Tom Sorsby

Personal information
- Born: 28 October 1996 (age 29) Sheffield, England
- Height: 1.81 m (5 ft 11 in)

Sport
- Sport: Field hockey
- Position: Midfielder

Senior career
- Years: Team / Caps / Goals
- 2011–2013: Chapeltown HC / - / -
- 2013–2015: Sheffield Hallam / - / -
- 2015–2017: Beeston / - / -
- 2017–2018: University of Nottingham / - / -
- 2018–2023: Surbiton / - / -
- 2023–present: Den Bosch / - / -

National team
- Years: Team / Caps / Goals
- 2016–2017: England & GB U-21 / 26 / (0)
- 2019–present: England & GB / 47 / (0)

Medal record
Men's field hockey
Representing England
EuroHockey Championship
| Silver medal – second place | 2023 Mönchengladbach |  |
Commonwealth Games
| Bronze medal – third place | 2022 Birmingham | Team |

= Tom Sorsby =

English field hockey player (born 1996)

Thomas Callum Sorsby (born 28 October 1996) is an English field hockey player who plays as a midfielder or defender for Dutch Hoofdklasse club Den Bosch and the England and Great Britain national teams. He competed at the 2020 Summer Olympics and 2024 Summer Olympics.

== Biography ==
Sorsby played hockey for Chapeltown HC before playing for Sheffield Hallam from 2013 to 2015. He played for England at under-18 and under-21 level and for Great Britain at under-21 and under-23 level.

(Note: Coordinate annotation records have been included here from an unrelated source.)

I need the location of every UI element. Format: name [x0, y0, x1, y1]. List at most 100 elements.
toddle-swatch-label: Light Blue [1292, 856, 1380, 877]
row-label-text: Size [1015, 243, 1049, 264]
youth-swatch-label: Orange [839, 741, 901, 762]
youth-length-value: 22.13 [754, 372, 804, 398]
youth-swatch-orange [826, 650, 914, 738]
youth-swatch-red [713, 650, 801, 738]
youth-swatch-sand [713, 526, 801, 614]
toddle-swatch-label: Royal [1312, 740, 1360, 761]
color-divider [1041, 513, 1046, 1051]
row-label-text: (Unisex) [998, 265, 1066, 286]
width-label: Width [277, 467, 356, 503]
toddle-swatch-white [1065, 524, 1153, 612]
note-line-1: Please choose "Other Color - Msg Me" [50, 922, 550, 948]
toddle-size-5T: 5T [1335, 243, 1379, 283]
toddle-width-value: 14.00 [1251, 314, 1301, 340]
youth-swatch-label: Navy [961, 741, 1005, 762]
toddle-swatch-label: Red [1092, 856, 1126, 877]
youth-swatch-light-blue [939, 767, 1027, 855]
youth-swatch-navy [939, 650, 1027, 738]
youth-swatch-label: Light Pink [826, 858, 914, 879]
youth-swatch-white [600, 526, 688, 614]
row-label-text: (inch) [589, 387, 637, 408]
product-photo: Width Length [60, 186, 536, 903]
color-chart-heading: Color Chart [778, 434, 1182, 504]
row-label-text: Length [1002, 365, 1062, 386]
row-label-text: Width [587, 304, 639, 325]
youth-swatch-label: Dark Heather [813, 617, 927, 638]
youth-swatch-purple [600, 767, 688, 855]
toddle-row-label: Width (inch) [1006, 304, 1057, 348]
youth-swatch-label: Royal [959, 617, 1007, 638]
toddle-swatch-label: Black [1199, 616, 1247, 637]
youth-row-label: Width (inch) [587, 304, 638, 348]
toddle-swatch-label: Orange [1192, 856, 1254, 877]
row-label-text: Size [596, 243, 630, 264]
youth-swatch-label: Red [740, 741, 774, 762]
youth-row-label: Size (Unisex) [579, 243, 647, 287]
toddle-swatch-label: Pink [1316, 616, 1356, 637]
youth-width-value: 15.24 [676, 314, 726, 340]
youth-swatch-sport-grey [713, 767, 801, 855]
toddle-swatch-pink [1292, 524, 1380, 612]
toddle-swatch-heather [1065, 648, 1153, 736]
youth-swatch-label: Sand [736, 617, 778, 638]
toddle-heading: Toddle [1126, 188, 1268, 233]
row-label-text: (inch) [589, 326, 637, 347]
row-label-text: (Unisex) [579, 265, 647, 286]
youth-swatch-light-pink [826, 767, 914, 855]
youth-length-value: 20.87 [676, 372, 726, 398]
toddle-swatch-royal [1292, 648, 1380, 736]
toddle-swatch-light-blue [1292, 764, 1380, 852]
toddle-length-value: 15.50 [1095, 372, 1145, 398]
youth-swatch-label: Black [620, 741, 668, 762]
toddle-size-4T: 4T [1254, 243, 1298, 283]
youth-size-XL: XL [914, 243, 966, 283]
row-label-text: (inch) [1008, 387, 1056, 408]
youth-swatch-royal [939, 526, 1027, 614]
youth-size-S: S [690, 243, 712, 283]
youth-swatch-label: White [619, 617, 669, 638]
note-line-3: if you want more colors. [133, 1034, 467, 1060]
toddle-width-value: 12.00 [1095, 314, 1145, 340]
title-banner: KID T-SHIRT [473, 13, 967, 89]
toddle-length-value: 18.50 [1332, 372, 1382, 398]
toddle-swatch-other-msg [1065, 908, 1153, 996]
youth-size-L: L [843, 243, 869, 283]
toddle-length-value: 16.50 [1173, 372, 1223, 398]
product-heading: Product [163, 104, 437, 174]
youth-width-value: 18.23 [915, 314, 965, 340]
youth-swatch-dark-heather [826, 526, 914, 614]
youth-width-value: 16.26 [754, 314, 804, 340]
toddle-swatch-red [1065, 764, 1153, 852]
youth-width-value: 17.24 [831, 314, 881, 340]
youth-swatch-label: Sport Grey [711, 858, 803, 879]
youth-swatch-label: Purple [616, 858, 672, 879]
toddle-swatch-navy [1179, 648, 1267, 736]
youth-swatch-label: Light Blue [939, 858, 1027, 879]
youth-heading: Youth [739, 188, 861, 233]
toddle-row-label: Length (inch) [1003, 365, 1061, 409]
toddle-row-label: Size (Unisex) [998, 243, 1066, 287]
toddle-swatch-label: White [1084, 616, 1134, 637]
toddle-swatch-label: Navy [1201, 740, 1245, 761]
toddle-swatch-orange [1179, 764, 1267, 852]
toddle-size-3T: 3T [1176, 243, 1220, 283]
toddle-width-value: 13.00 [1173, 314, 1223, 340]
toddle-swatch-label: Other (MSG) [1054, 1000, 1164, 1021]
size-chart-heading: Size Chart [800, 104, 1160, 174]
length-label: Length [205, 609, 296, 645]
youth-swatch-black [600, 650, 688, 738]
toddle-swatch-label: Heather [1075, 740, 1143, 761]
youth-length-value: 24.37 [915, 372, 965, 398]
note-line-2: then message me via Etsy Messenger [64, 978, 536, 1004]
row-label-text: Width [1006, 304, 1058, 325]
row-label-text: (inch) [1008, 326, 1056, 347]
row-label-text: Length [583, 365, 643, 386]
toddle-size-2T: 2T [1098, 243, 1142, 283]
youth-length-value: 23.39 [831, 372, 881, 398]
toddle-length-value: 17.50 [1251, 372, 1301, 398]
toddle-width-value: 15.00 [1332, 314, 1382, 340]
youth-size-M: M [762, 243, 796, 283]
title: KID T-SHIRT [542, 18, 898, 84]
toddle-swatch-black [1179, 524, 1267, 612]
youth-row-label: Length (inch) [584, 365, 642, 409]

He joined Beeston for the 2015–16 season and represented the England under-21 in the Sultan of Johor Cup in 2016, when they finished 4th and played for the Great Britain under-21 team in the Sultan of Johor Cup in 2017, when they finished 2nd.

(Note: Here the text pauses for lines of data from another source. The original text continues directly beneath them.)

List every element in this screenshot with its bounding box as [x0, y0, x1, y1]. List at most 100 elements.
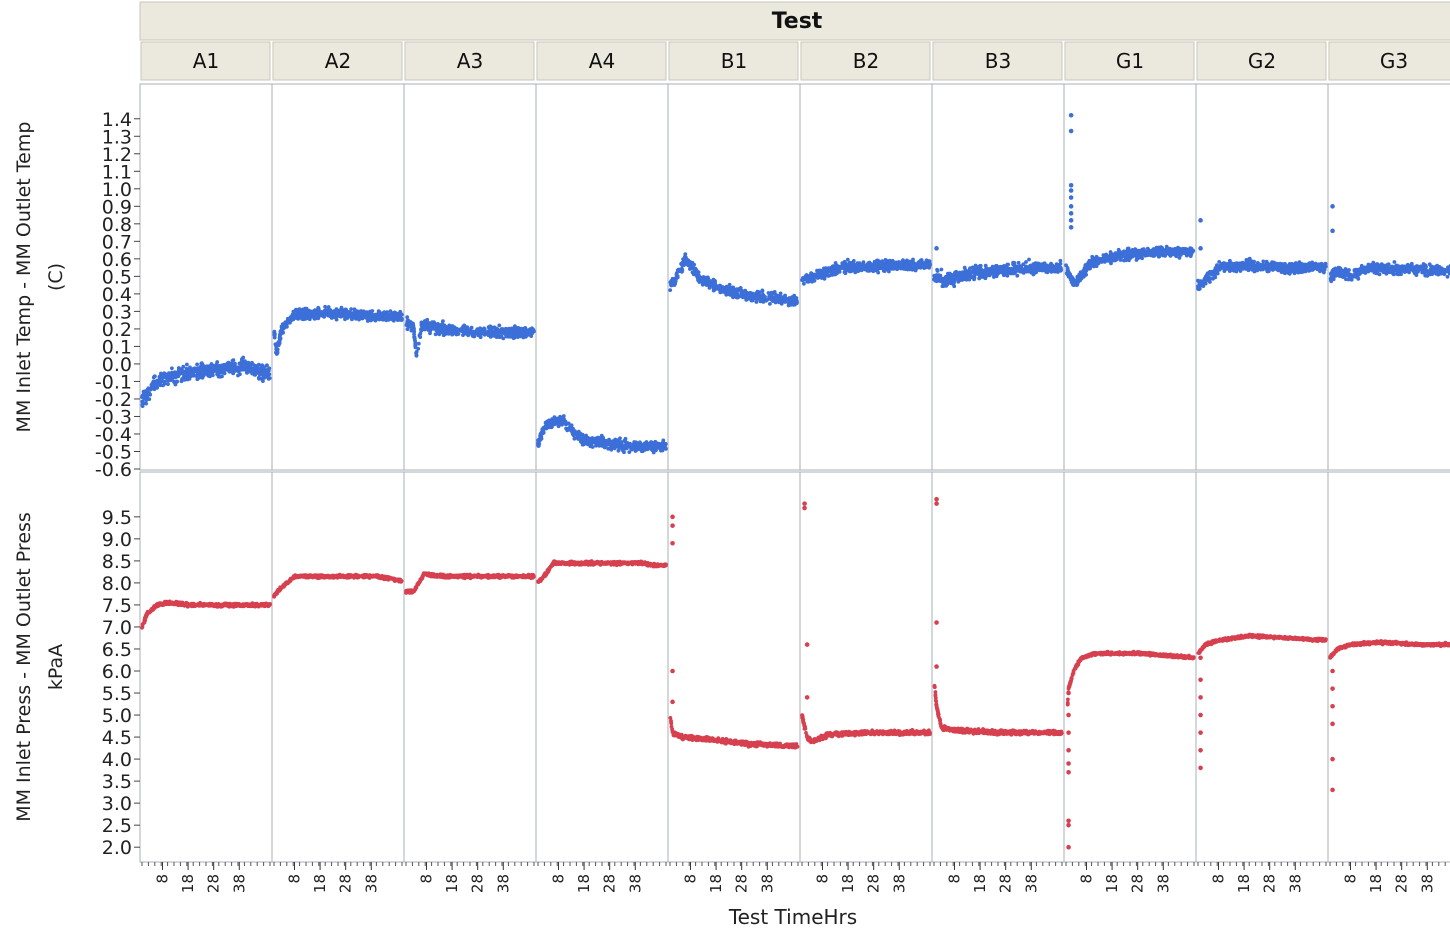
data-point	[469, 325, 474, 330]
group-header-band	[139, 1, 1450, 41]
data-point	[1321, 264, 1326, 269]
data-point	[1058, 268, 1063, 273]
data-point	[876, 270, 881, 275]
data-point	[312, 309, 317, 314]
data-point	[875, 265, 880, 270]
data-point	[830, 273, 835, 277]
data-point	[1151, 248, 1156, 252]
data-point	[943, 275, 948, 279]
data-point	[273, 342, 278, 347]
data-point	[650, 448, 655, 453]
data-point	[419, 320, 424, 325]
data-point	[622, 450, 626, 455]
data-point	[823, 266, 828, 270]
data-point	[316, 305, 321, 310]
data-point	[935, 267, 939, 272]
data-point	[321, 314, 326, 319]
data-point	[185, 362, 189, 367]
data-point	[928, 263, 932, 267]
data-point	[618, 436, 622, 441]
data-point	[565, 428, 570, 433]
data-point	[491, 325, 495, 330]
data-point	[220, 374, 224, 379]
data-point	[277, 336, 282, 341]
data-point	[188, 365, 192, 370]
data-point	[769, 297, 774, 301]
panel-label-B1: B1	[721, 49, 747, 73]
data-point	[350, 312, 355, 317]
data-point	[168, 372, 173, 377]
data-point	[1032, 269, 1036, 273]
data-point	[146, 386, 151, 391]
data-point	[851, 259, 856, 263]
data-point	[1015, 266, 1019, 271]
data-point	[1027, 269, 1031, 274]
data-point	[163, 381, 167, 386]
data-point	[669, 282, 674, 287]
data-point	[898, 261, 903, 266]
data-point	[327, 311, 332, 315]
data-point	[735, 288, 739, 292]
data-point	[697, 274, 701, 279]
data-point	[1246, 263, 1250, 268]
data-point	[661, 438, 666, 443]
data-point	[1078, 278, 1082, 283]
data-point	[170, 366, 174, 371]
data-point	[940, 284, 945, 289]
y-tick-label-temp: 0.2	[102, 319, 132, 341]
data-point	[1135, 252, 1140, 256]
data-point	[464, 331, 469, 336]
data-point	[478, 334, 482, 338]
data-point	[890, 262, 895, 267]
data-point	[231, 358, 236, 363]
data-point	[1002, 264, 1006, 268]
data-point	[1306, 262, 1310, 267]
data-point	[1155, 252, 1160, 257]
data-point	[344, 308, 349, 312]
data-point	[1067, 273, 1071, 278]
data-point	[880, 263, 885, 268]
data-point	[1108, 250, 1113, 254]
data-point	[541, 429, 546, 434]
panel-label-G1: G1	[1116, 49, 1144, 73]
data-point	[576, 429, 581, 434]
panel-header-G2	[1196, 41, 1327, 81]
panel-header-B1	[668, 41, 799, 81]
data-point	[650, 444, 655, 448]
data-point	[184, 366, 189, 371]
data-point	[1086, 265, 1091, 270]
panel-header-A1	[140, 41, 271, 81]
data-point	[830, 264, 835, 269]
y-tick-label-temp: 0.7	[102, 231, 132, 253]
data-point	[1081, 269, 1086, 274]
data-point	[1235, 264, 1240, 269]
data-point	[501, 330, 505, 335]
y-tick-label-temp: 1.2	[102, 144, 132, 166]
data-point	[1271, 261, 1276, 265]
panel-frame-temp-G2	[1195, 83, 1329, 471]
data-point	[177, 367, 182, 372]
data-point	[601, 444, 606, 448]
data-point	[1181, 246, 1185, 251]
data-point	[509, 329, 514, 334]
series-temp-A3	[404, 315, 536, 358]
data-point	[370, 315, 375, 320]
data-point	[801, 278, 806, 282]
data-point	[935, 273, 939, 277]
data-point	[1026, 265, 1031, 270]
data-point	[795, 300, 799, 305]
data-point	[982, 269, 987, 273]
data-point	[744, 298, 749, 302]
data-point	[411, 323, 416, 328]
data-point	[569, 427, 574, 432]
data-point	[413, 340, 418, 345]
data-point	[384, 318, 389, 323]
data-point	[910, 261, 915, 266]
data-point	[1258, 267, 1263, 272]
data-point	[406, 322, 411, 326]
data-point	[1286, 270, 1290, 275]
data-point	[1094, 261, 1099, 266]
y-tick-label-temp: -0.4	[95, 424, 132, 446]
data-point	[1201, 284, 1206, 288]
data-point	[590, 438, 594, 443]
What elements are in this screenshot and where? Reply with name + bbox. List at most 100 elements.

After the 2017–18 season when he played for University of Nottingham Hockey Club he joined Surbiton in the Men's England Hockey League for the 2018–19 season. Sorsby earned a call up to the Great Britain Olympic squad for the delayed 2020 Olympics Games in Tokyo.

He won a bronze medal with England in the Men's tournament at the 2022 Commonwealth Games in Birmingham. Sorsby continued to play club hockey in the Premier Division for Surbiton until 2023, when he left England to play for Den Bosch in the Dutch Hoofdklasse.

He won a silver medal with England at the 2023 Men's EuroHockey Championship in Mönchengladbach.

Sorsby was part of the Great Britain that was selected for the 2024 Summer Olympics in Paris, where the team reached the quarter final of the hockey event.